Юлия быстрым, невольным движением отшатнулась от сестры.
— Я не знаю, к чему ты все это мне говоришь? — холодно сказала она.
Голос ее дрожал. Графиня Ратицына взяла ее за обе руки, притянула к себе и пристально посмотрела ей в глаза.
— Жюли, — медленно спросила она, — можешь ли ты мне поклясться, что действительно не знаешь?
— Уверяю тебя…
— Смотри! Я не замечала тебя до сих пор во лжи…
— Что же ты, наконец, думаешь? — тоном, в котором звучали досада и плохо скрытое смущение, вскричала Юлия.

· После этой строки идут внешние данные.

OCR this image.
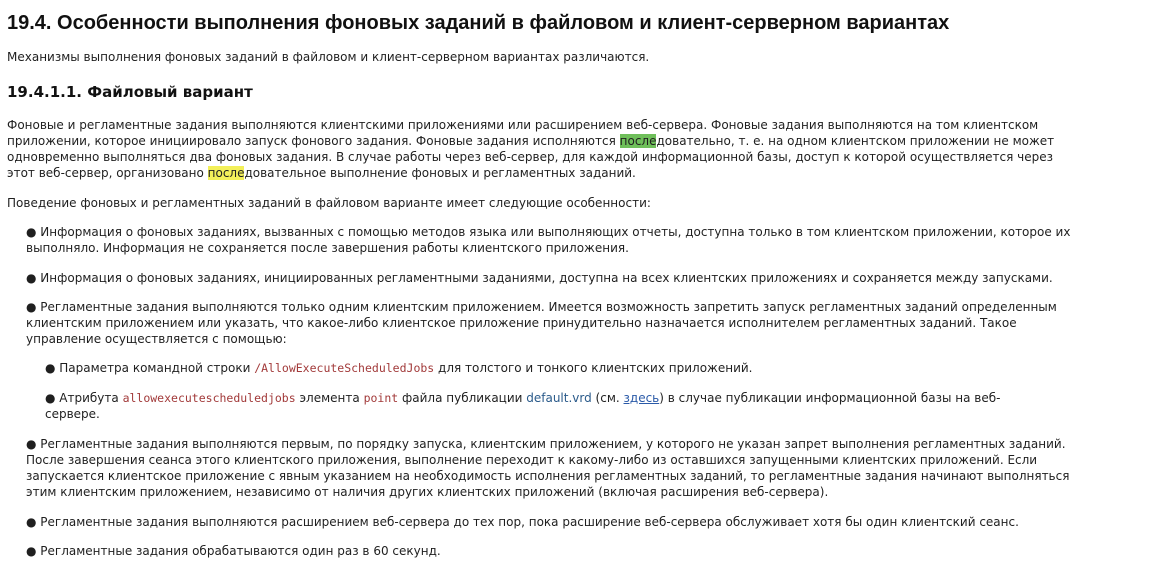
19.4. Особенности выполнения фоновых заданий в файловом и клиент-серверном вариантах

Механизмы выполнения фоновых заданий в файловом и клиент-серверном вариантах различаются.

19.4.1.1. Файловый вариант
Фоновые и регламентные задания выполняются клиентскими приложениями или расширением веб-сервера. Фоновые задания выполняются на том клиентском
приложении, которое инициировало запуск фонового задания. Фоновые задания исполняются последовательно, т. е. на одном клиентском приложении не может
одновременно выполняться два фоновых задания. В случае работы через веб-сервер, для каждой информационной базы, доступ к которой осуществляется через
этот веб-сервер, организовано последовательное выполнение фоновых и регламентных заданий.

Поведение фоновых и регламентных заданий в файловом варианте имеет следующие особенности:

● Информация о фоновых заданиях, вызванных с помощью методов языка или выполняющих отчеты, доступна только в том клиентском приложении, которое их
выполняло. Информация не сохраняется после завершения работы клиентского приложения.
● Информация о фоновых заданиях, инициированных регламентными заданиями, доступна на всех клиентских приложениях и сохраняется между запусками.
● Регламентные задания выполняются только одним клиентским приложением. Имеется возможность запретить запуск регламентных заданий определенным
клиентским приложением или указать, что какое-либо клиентское приложение принудительно назначается исполнителем регламентных заданий. Такое
управление осуществляется с помощью:
● Параметра командной строки /AllowExecuteScheduledJobs для толстого и тонкого клиентских приложений.
● Атрибута allowexecutescheduledjobs элемента point файла публикации default.vrd (см. здесь) в случае публикации информационной базы на веб-
сервере.
● Регламентные задания выполняются первым, по порядку запуска, клиентским приложением, у которого не указан запрет выполнения регламентных заданий.
После завершения сеанса этого клиентского приложения, выполнение переходит к какому-либо из оставшихся запущенными клиентских приложений. Если
запускается клиентское приложение с явным указанием на необходимость исполнения регламентных заданий, то регламентные задания начинают выполняться
этим клиентским приложением, независимо от наличия других клиентских приложений (включая расширения веб-сервера).
● Регламентные задания выполняются расширением веб-сервера до тех пор, пока расширение веб-сервера обслуживает хотя бы один клиентский сеанс.
● Регламентные задания обрабатываются один раз в 60 секунд.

— Я буду думать то, что ты мне скажешь.
— Ты просто невыносима!
— Нет, я только люблю тебя. Я поклялась наблюдать за тобою… на меня напал страх, и я имею подозрения, я тебя предупреждаю — вот и все. Я говорю тебе: не иди навстречу несчастью.
— Какому несчастью?
— Несчастье любить и быть любимой безнадежно.

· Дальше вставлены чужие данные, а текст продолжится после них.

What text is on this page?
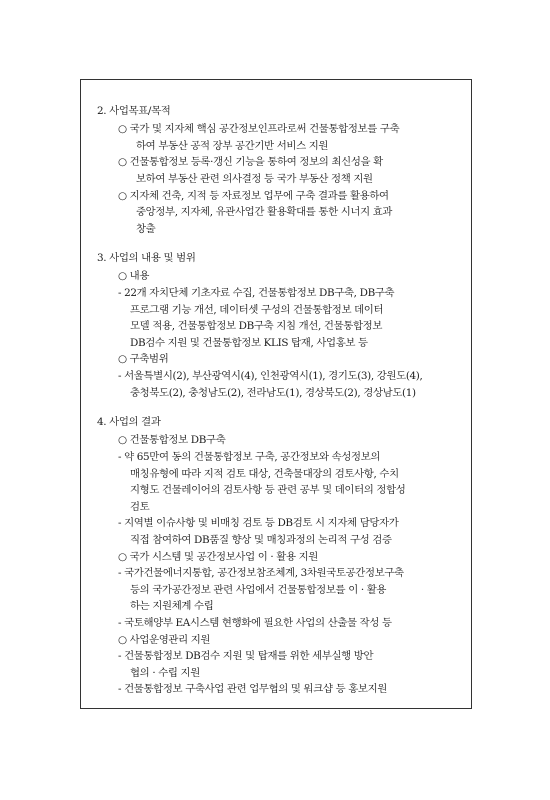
2. 사업목표/목적
○ 국가 및 지자체 핵심 공간정보인프라로써 건물통합정보를 구축
하여 부동산 공적 장부 공간기반 서비스 지원
○ 건물통합정보 등록·갱신 기능을 통하여 정보의 최신성을 확
보하여 부동산 관련 의사결정 등 국가 부동산 정책 지원
○ 지자체 건축, 지적 등 자료정보 업무에 구축 결과를 활용하여
중앙정부, 지자체, 유관사업간 활용확대를 통한 시너지 효과
창출
3. 사업의 내용 및 범위
○ 내용
- 22개 자치단체 기초자료 수집, 건물통합정보 DB구축, DB구축
프로그램 기능 개선, 데이터셋 구성의 건물통합정보 데이터
모델 적용, 건물통합정보 DB구축 지침 개선, 건물통합정보
DB검수 지원 및 건물통합정보 KLIS 탑재, 사업홍보 등
○ 구축범위
- 서울특별시(2), 부산광역시(4), 인천광역시(1), 경기도(3), 강원도(4),
충청북도(2), 충청남도(2), 전라남도(1), 경상북도(2), 경상남도(1)
4. 사업의 결과
○ 건물통합정보 DB구축
- 약 65만여 동의 건물통합정보 구축, 공간정보와 속성정보의
매칭유형에 따라 지적 검토 대상, 건축물대장의 검토사항, 수치
지형도 건물레이어의 검토사항 등 관련 공부 및 데이터의 정합성
검토
- 지역별 이슈사항 및 비매칭 검토 등 DB검토 시 지자체 담당자가
직접 참여하여 DB품질 향상 및 매칭과정의 논리적 구성 검증
○ 국가 시스템 및 공간정보사업 이 · 활용 지원
- 국가건물에너지통합, 공간정보참조체계, 3차원국토공간정보구축
등의 국가공간정보 관련 사업에서 건물통합정보를 이 · 활용
하는 지원체계 수립
- 국토해양부 EA시스템 현행화에 필요한 사업의 산출물 작성 등
○ 사업운영관리 지원
- 건물통합정보 DB검수 지원 및 탑재를 위한 세부실행 방안
협의 · 수립 지원
- 건물통합정보 구축사업 관련 업무협의 및 워크샵 등 홍보지원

— Прежде всего, если он меня любит, то это не моя вина! — воскликнула молодая девушка.
— Нет, немножко и твоя. Любят только тогда, когда есть поощрение…
— Значит, ты поощряла графа Льва?
— Это мой секрет, — отвечала Надежда Сергеевна, улыбаясь.
— А если я тебе отвечу так же.
— Это будет признанием.
— Понимай, как знаешь.
— Значит, он тебя любит?
— Что же тут удивительного?
— Конечно, ничего. А ты любишь его?
— Право, не знаю.
— Но ты не уверена, что не любишь его?
— Господи! Что же ты хочешь, чтобы я ответила тебе, что я его ненавижу?
— Нет, я хочу, чтобы ты ответила мне только правду.
— Хорошо!.. Ну, я не люблю его…
— Этого довольно… теперь я спокойна… Но так как я к нему очень расположена и не хочу, чтобы он из-за тебя страдал — я должна предупредить его.
— Предупредить, в чем?
— В том, что ты не любишь его… чтобы он оставил всякую надежду на взаимность и уехал бы отсюда… для своей же пользы.
Графиня поднялась с места.
— Не делай этого! — ухватила ее за руку Юлия. Она вдруг побледнела. Улыбка исчезла с ее лица.
Глаза наполнились слезами.
Надежда Сергеевна посмотрела на нее с нескрываемым беспокойством и снова села на скамейку, усадив и сестру.
Несколько секунд длилось молчание.
— Ах, — сказала она, — вот чего я боялась. Ты его любишь!
— Да, да… — сквозь слезы почти простонала молодая девушка.
— И ты ему это сказала?
— Нет!.. Но…
— Он это знает?
— Я так думаю.
— Бедная моя! Это большое несчастье.
— Разве он не стоит, чтобы его любили? Разве ты можешь сказать что-нибудь против него? Разве сама ты не расположена к нему?
— Совершенно верно… Но отец никогда не согласится…
— Уж и никогда!.. Если все хорошенько попросят… Ты, он тебя всегда слушает… Твой муж… Я, наконец…
Надежда Сергеевна задумалась.
— Я не хотела бы приводить тебя в отчаяние, но также не хочу поддерживать в тебе заблуждение, очнуться от которого было бы ужасно. Но я не думаю, чтобы что-нибудь могло заставить князя Облонского согласиться на то, что он называет «неравным браком» — une mésalliance.
В это время шум раздавшихся вблизи шагов прервал разговор двух сестер.
Это были мужчины, кончившие курить и вышедшие прогуляться.